Love and Justice
Love, Justice, and the Space Between
I understand that Jesus wanted us to love and show compassion.
That part is clear. “Love your neighbor as yourself.” “Whatever you did for the least of these, you did for me.” I’ve felt that love in the shelters when I had no address. I’ve felt it in the coffee house where nobody asked me to be smaller. I’ve felt it when my mother said, “You’re not hopeless, you’re developing,” and meant it.
I understand what Scripture says about love. But what about justice that the Bible speaks about?
That’s where I’ve wrestled. Because love without justice can feel like a hug while the house burns down. And justice without love can feel like a courtroom with no mercy. I’ve sat in that tension, especially when it comes to gays in the church and women.
I was struggling.
I was raised on verses. I was raised on “the Bible says.” But I was also raised by a God who kept showing up for me when I was behind. If God could hold that much grace for me, what did that mean for how I held grace for others?
I think the Bible wants us to love unconditionally.
Not love with an asterisk. Not love with a footnote. Jesus touched lepers. Ate with tax collectors. Defended a woman caught in adultery from men holding stones. He didn’t ask for a moral resume before He healed. He loved first. The changing came after — and it was between that person and God, not me and a gavel.
Rev. Cecil Williams taught us to love unconditional and be kind to others and also work for justice.,
Justice in the Bible isn’t God with a clipboard checking sins. It’s God flipping tables when the poor are exploited. It’s God telling kings they can’t build tombs for themselves while widows starve. It’s Isaiah 22 — where God replaces Shebna because he cared more about prestige than people. Justice is God saying, “You don’t get to use My name to keep people out.”
So where does that leave me with gays in the church and women?

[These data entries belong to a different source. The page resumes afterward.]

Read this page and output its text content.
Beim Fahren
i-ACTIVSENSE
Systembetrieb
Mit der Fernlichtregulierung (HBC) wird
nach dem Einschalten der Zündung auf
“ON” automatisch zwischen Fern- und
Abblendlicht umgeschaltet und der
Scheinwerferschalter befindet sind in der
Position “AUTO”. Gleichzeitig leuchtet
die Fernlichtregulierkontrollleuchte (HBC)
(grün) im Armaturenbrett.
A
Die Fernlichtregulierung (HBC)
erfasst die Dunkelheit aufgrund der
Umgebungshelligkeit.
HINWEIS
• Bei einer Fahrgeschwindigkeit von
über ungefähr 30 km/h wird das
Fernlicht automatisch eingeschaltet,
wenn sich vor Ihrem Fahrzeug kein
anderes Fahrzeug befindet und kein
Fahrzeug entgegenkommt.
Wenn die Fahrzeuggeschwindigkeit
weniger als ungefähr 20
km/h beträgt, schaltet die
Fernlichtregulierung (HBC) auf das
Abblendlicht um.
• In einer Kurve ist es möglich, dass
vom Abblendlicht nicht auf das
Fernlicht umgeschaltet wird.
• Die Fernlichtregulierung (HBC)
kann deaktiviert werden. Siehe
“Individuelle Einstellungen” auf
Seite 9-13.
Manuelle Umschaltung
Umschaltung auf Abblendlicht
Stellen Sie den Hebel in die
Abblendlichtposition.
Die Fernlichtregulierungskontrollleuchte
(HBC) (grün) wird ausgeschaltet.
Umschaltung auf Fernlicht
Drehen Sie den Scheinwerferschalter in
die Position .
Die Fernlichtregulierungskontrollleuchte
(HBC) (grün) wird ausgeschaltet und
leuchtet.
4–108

It leaves me here: My job is to love. Fiercely. Without condition. My job is to fight for a world where nobody sleeps on a shelter cot if I can help it. Where no woman is told she’s “less” because of her gender. Where no person is told they’re “less” because of who they love.
And I love that Jesus didn’t hand me a list of who’s in and who’s out. He handed me a towel and said, “Wash feet.”
Love is the entrance. Justice is making sure the door stays open.
Rev. Cecil Williams got that. I’m still learning it. But I know this: God has given me so much strength, and I want to use it to love without condition and fight for justice without hate.